D.C Weird: Brother Power the Geek was originally created when a couple of hippies dressed up an abandoned mannequin that was struck by lightning and brought to life. While Brother Power’s adventures originally only lasted two issues, they included being kidnapped by a circus, becoming a model factory worker at J.P Acme Corporation, and being shot into space by then Governor of California Ronald Reagan.
As you can see both are weird but D.C. has that extra bit of nonsense that seems like the stream of consciousness writings of a drunk.
With both types of weird in mind it is easy to see that the more these shows assume the viewers already know about the characters, the harder it gets on me.
Recently I have been having a very similar conversation with my friends and family about comic book movies and TV shows. Plug in any character, power set or show. It is a variation of:
Them: “So who was that guy in red?”.
Me: “That was The Flash from the future coming back to warn someone of a terrible event that will happen.”
Them: “How did you know that?”
Me: “Because The Flash has time travel powers associated with the Speed Force, he’s just not very accurate at this point so he isn’t always sure exactly when he will arrive. Also due to the events of Flashpoint: Paradox we know that if Barry Allen goes back too far and disrupts a key event like the death of his mother then continuity would be disrupted on such a large scale that he would create more problems than he would solve.”

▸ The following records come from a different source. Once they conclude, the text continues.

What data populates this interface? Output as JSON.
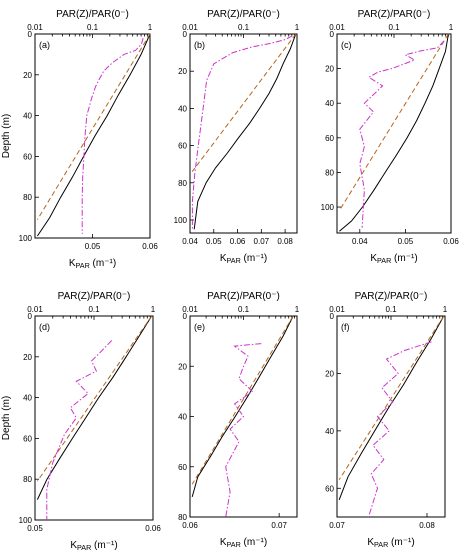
{
  "figure": {
    "top_axis_title": "PAR(Z)/PAR(0⁻)",
    "y_axis_title": "Depth (m)",
    "x_axis_title_main": "K",
    "x_axis_title_sub": "PAR",
    "x_axis_title_unit": " (m⁻¹)"
  },
  "chart_data": [
    {
      "type": "line",
      "panel": "(a)",
      "top_axis": {
        "scale": "log",
        "range": [
          0.01,
          1
        ],
        "ticks": [
          "0.01",
          "0.1",
          "1"
        ]
      },
      "bottom_axis": {
        "range": [
          0.04,
          0.06
        ],
        "ticks": [
          0.05,
          0.06
        ],
        "tick_labels": [
          "0.05",
          "0.06"
        ]
      },
      "y_axis": {
        "range": [
          0,
          100
        ],
        "ticks": [
          0,
          20,
          40,
          60,
          80,
          100
        ],
        "tick_labels": [
          "0",
          "20",
          "40",
          "60",
          "80",
          "100"
        ]
      },
      "series": [
        {
          "role": "PAR(Z)/PAR(0⁻)",
          "color": "#000000",
          "dash": "solid",
          "x": [
            1,
            0.7,
            0.45,
            0.28,
            0.18,
            0.11,
            0.07,
            0.045,
            0.028,
            0.018,
            0.011
          ],
          "y": [
            0,
            10,
            20,
            30,
            40,
            50,
            60,
            70,
            80,
            90,
            99
          ]
        },
        {
          "role": "fitted exponential",
          "color": "#b5651d",
          "dash": "dashed",
          "x": [
            1,
            0.011
          ],
          "y": [
            0,
            91
          ]
        },
        {
          "role": "K_PAR",
          "color": "#cc33cc",
          "dash": "dashdot",
          "x": [
            0.0588,
            0.0585,
            0.0575,
            0.0555,
            0.0545,
            0.0535,
            0.052,
            0.0512,
            0.0505,
            0.0498,
            0.049,
            0.0487,
            0.0485,
            0.0483,
            0.0482,
            0.0482,
            0.0482
          ],
          "y": [
            2,
            5,
            8,
            10,
            12,
            14,
            18,
            22,
            26,
            32,
            40,
            50,
            60,
            70,
            80,
            90,
            98
          ]
        }
      ]
    },
    {
      "type": "line",
      "panel": "(b)",
      "top_axis": {
        "scale": "log",
        "range": [
          0.01,
          1
        ],
        "ticks": [
          "0.01",
          "0.1",
          "1"
        ]
      },
      "bottom_axis": {
        "range": [
          0.04,
          0.085
        ],
        "ticks": [
          0.04,
          0.05,
          0.06,
          0.07,
          0.08
        ],
        "tick_labels": [
          "0.04",
          "0.05",
          "0.06",
          "0.07",
          "0.08"
        ]
      },
      "y_axis": {
        "range": [
          0,
          107
        ],
        "ticks": [
          0,
          20,
          40,
          60,
          80,
          100
        ],
        "tick_labels": [
          "0",
          "20",
          "40",
          "60",
          "80",
          "100"
        ]
      },
      "series": [
        {
          "role": "PAR(Z)/PAR(0⁻)",
          "color": "#000000",
          "dash": "solid",
          "x": [
            0.95,
            0.75,
            0.55,
            0.42,
            0.3,
            0.2,
            0.13,
            0.08,
            0.05,
            0.03,
            0.02,
            0.014,
            0.012
          ],
          "y": [
            0,
            8,
            16,
            24,
            32,
            40,
            48,
            56,
            64,
            72,
            80,
            90,
            105
          ]
        },
        {
          "role": "fitted exponential",
          "color": "#b5651d",
          "dash": "dashed",
          "x": [
            0.95,
            0.011
          ],
          "y": [
            0,
            74
          ]
        },
        {
          "role": "K_PAR",
          "color": "#cc33cc",
          "dash": "dashdot",
          "x": [
            0.083,
            0.08,
            0.074,
            0.066,
            0.058,
            0.05,
            0.047,
            0.046,
            0.045,
            0.044,
            0.043,
            0.042,
            0.041,
            0.041
          ],
          "y": [
            1,
            3,
            5,
            7,
            10,
            16,
            25,
            35,
            45,
            55,
            65,
            75,
            90,
            105
          ]
        }
      ]
    },
    {
      "type": "line",
      "panel": "(c)",
      "top_axis": {
        "scale": "log",
        "range": [
          0.01,
          1
        ],
        "ticks": [
          "0.01",
          "0.1",
          "1"
        ]
      },
      "bottom_axis": {
        "range": [
          0.035,
          0.06
        ],
        "ticks": [
          0.04,
          0.05,
          0.06
        ],
        "tick_labels": [
          "0.04",
          "0.05",
          "0.06"
        ]
      },
      "y_axis": {
        "range": [
          0,
          115
        ],
        "ticks": [
          0,
          20,
          40,
          60,
          80,
          100
        ],
        "tick_labels": [
          "0",
          "20",
          "40",
          "60",
          "80",
          "100"
        ]
      },
      "series": [
        {
          "role": "PAR(Z)/PAR(0⁻)",
          "color": "#000000",
          "dash": "solid",
          "x": [
            0.9,
            0.8,
            0.62,
            0.48,
            0.35,
            0.25,
            0.17,
            0.11,
            0.07,
            0.045,
            0.028,
            0.018,
            0.011
          ],
          "y": [
            0,
            10,
            20,
            30,
            40,
            50,
            60,
            70,
            80,
            90,
            100,
            108,
            114
          ]
        },
        {
          "role": "fitted exponential",
          "color": "#b5651d",
          "dash": "dashed",
          "x": [
            0.9,
            0.011
          ],
          "y": [
            0,
            102
          ]
        },
        {
          "role": "K_PAR",
          "color": "#cc33cc",
          "dash": "dashdot",
          "x": [
            0.0585,
            0.057,
            0.053,
            0.05,
            0.052,
            0.047,
            0.044,
            0.042,
            0.045,
            0.041,
            0.043,
            0.04,
            0.041,
            0.04,
            0.041,
            0.0405
          ],
          "y": [
            4,
            8,
            10,
            12,
            15,
            20,
            22,
            25,
            30,
            40,
            45,
            55,
            65,
            75,
            90,
            112
          ]
        }
      ]
    },
    {
      "type": "line",
      "panel": "(d)",
      "top_axis": {
        "scale": "log",
        "range": [
          0.01,
          1
        ],
        "ticks": [
          "0.01",
          "0.1",
          "1"
        ]
      },
      "bottom_axis": {
        "range": [
          0.05,
          0.06
        ],
        "ticks": [
          0.05,
          0.06
        ],
        "tick_labels": [
          "0.05",
          "0.06"
        ]
      },
      "y_axis": {
        "range": [
          0,
          100
        ],
        "ticks": [
          0,
          20,
          40,
          60,
          80,
          100
        ],
        "tick_labels": [
          "0",
          "20",
          "40",
          "60",
          "80",
          "100"
        ]
      },
      "series": [
        {
          "role": "PAR(Z)/PAR(0⁻)",
          "color": "#000000",
          "dash": "solid",
          "x": [
            0.95,
            0.58,
            0.35,
            0.21,
            0.12,
            0.072,
            0.043,
            0.026,
            0.016,
            0.011
          ],
          "y": [
            0,
            10,
            20,
            30,
            40,
            50,
            60,
            70,
            80,
            90
          ]
        },
        {
          "role": "fitted exponential",
          "color": "#b5651d",
          "dash": "dashed",
          "x": [
            0.95,
            0.011
          ],
          "y": [
            0,
            81
          ]
        },
        {
          "role": "K_PAR",
          "color": "#cc33cc",
          "dash": "dashdot",
          "x": [
            0.0565,
            0.0555,
            0.0548,
            0.0552,
            0.0535,
            0.0545,
            0.053,
            0.0535,
            0.0525,
            0.052,
            0.0515,
            0.051,
            0.051
          ],
          "y": [
            12,
            18,
            22,
            27,
            32,
            38,
            45,
            50,
            58,
            65,
            72,
            85,
            100
          ]
        }
      ]
    },
    {
      "type": "line",
      "panel": "(e)",
      "top_axis": {
        "scale": "log",
        "range": [
          0.01,
          1
        ],
        "ticks": [
          "0.01",
          "0.1",
          "1"
        ]
      },
      "bottom_axis": {
        "range": [
          0.06,
          0.072
        ],
        "ticks": [
          0.06,
          0.07
        ],
        "tick_labels": [
          "0.06",
          "0.07"
        ]
      },
      "y_axis": {
        "range": [
          0,
          80
        ],
        "ticks": [
          0,
          20,
          40,
          60,
          80
        ],
        "tick_labels": [
          "0",
          "20",
          "40",
          "60",
          "80"
        ]
      },
      "series": [
        {
          "role": "PAR(Z)/PAR(0⁻)",
          "color": "#000000",
          "dash": "solid",
          "x": [
            0.85,
            0.55,
            0.33,
            0.2,
            0.12,
            0.07,
            0.04,
            0.024,
            0.014,
            0.011
          ],
          "y": [
            0,
            8,
            16,
            24,
            32,
            40,
            48,
            56,
            64,
            72
          ]
        },
        {
          "role": "fitted exponential",
          "color": "#b5651d",
          "dash": "dashed",
          "x": [
            0.85,
            0.011
          ],
          "y": [
            0,
            67
          ]
        },
        {
          "role": "K_PAR",
          "color": "#cc33cc",
          "dash": "dashdot",
          "x": [
            0.068,
            0.065,
            0.0665,
            0.066,
            0.0655,
            0.067,
            0.065,
            0.066,
            0.0645,
            0.0655,
            0.064,
            0.0645,
            0.064
          ],
          "y": [
            11,
            12,
            16,
            20,
            25,
            30,
            35,
            40,
            45,
            50,
            60,
            70,
            80
          ]
        }
      ]
    },
    {
      "type": "line",
      "panel": "(f)",
      "top_axis": {
        "scale": "log",
        "range": [
          0.01,
          1
        ],
        "ticks": [
          "0.01",
          "0.1",
          "1"
        ]
      },
      "bottom_axis": {
        "range": [
          0.07,
          0.082
        ],
        "ticks": [
          0.07,
          0.08
        ],
        "tick_labels": [
          "0.07",
          "0.08"
        ]
      },
      "y_axis": {
        "range": [
          0,
          70
        ],
        "ticks": [
          0,
          20,
          40,
          60
        ],
        "tick_labels": [
          "0",
          "20",
          "40",
          "60"
        ]
      },
      "series": [
        {
          "role": "PAR(Z)/PAR(0⁻)",
          "color": "#000000",
          "dash": "solid",
          "x": [
            0.95,
            0.55,
            0.3,
            0.17,
            0.09,
            0.05,
            0.028,
            0.016,
            0.011
          ],
          "y": [
            0,
            8,
            16,
            24,
            32,
            40,
            48,
            56,
            64
          ]
        },
        {
          "role": "fitted exponential",
          "color": "#b5651d",
          "dash": "dashed",
          "x": [
            0.95,
            0.011
          ],
          "y": [
            0,
            57
          ]
        },
        {
          "role": "K_PAR",
          "color": "#cc33cc",
          "dash": "dashdot",
          "x": [
            0.0805,
            0.0775,
            0.0755,
            0.0768,
            0.075,
            0.0762,
            0.0745,
            0.0758,
            0.074,
            0.0752,
            0.0738,
            0.0745,
            0.0735
          ],
          "y": [
            9,
            12,
            15,
            20,
            25,
            30,
            35,
            40,
            45,
            50,
            55,
            60,
            70
          ]
        }
      ]
    }
  ]
}
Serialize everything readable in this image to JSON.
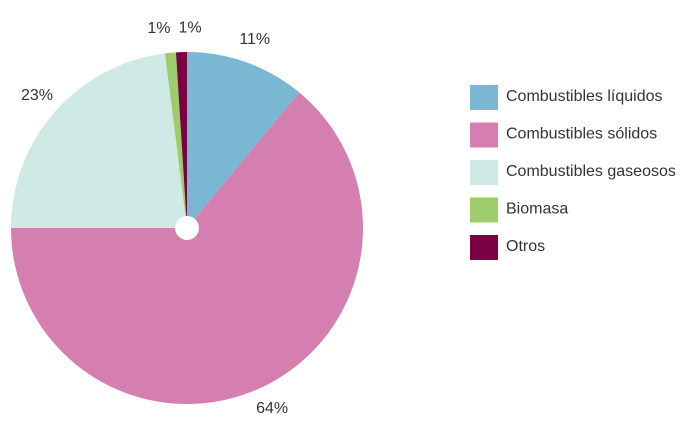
{
  "chart_data": {
    "type": "pie",
    "categories": [
      "Combustibles líquidos",
      "Combustibles sólidos",
      "Combustibles gaseosos",
      "Biomasa",
      "Otros"
    ],
    "values": [
      11,
      64,
      23,
      1,
      1
    ],
    "value_labels": [
      "11%",
      "64%",
      "23%",
      "1%",
      "1%"
    ],
    "colors": [
      "#7ab7d3",
      "#d47fb0",
      "#cfe9e5",
      "#9dcc6b",
      "#7b0044"
    ],
    "legend": "right"
  }
}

Them: “So who was the other guy running real fast?”
Me: “That was The Flash from Earth 2. He crossed over into this reality from his own version of Earth. Also Wally West became The Flash in 1959 after Barry Allen died but he has been retconned for some reason. There is also another Flash from another Earth but he was killed by Gorilla Grodd.”
Them: “Who is Gorilla Grodd?”
Me: “You don’t need to know who Gorilla Grodd is.”
My point is if you are going to write a script about a superhero and can’t find a way to put it together that explains to the audience who the hero is pick another story.
Imagine if you were watching Die Hard, but the scene that takes place on the plane from the beginning of the movie where John McClane talks about going to see his wife was edited out. The story opens inside Nakatomi Plaza, without an establishing shot, and Hans Gruber starts shooting people and screaming wildly in German. He shoots the coked out bearded guy and starts rounding up everyone. Gruber looks at his friend and says, “Since we aren’t really terrorists we should start stealing everything”. At this point John McClane explodes through a wall yelling, “Yippee Ki Yay Motherfuckers!” and shoots all of the criminals with lasers from his eyes.
It’s interesting but I don’t know what’s going on, who the story is about or why I should care. Comic book characters are at least as complicated as an action hero and probably more so. If I don’t know who they are I can’t care about them and I won’t care what happens.
TIP: Use the script as a tool to develop the main characters of your story. It can also be exciting for the audience to see the main character change as the story unfolds as a reaction to the events that occur.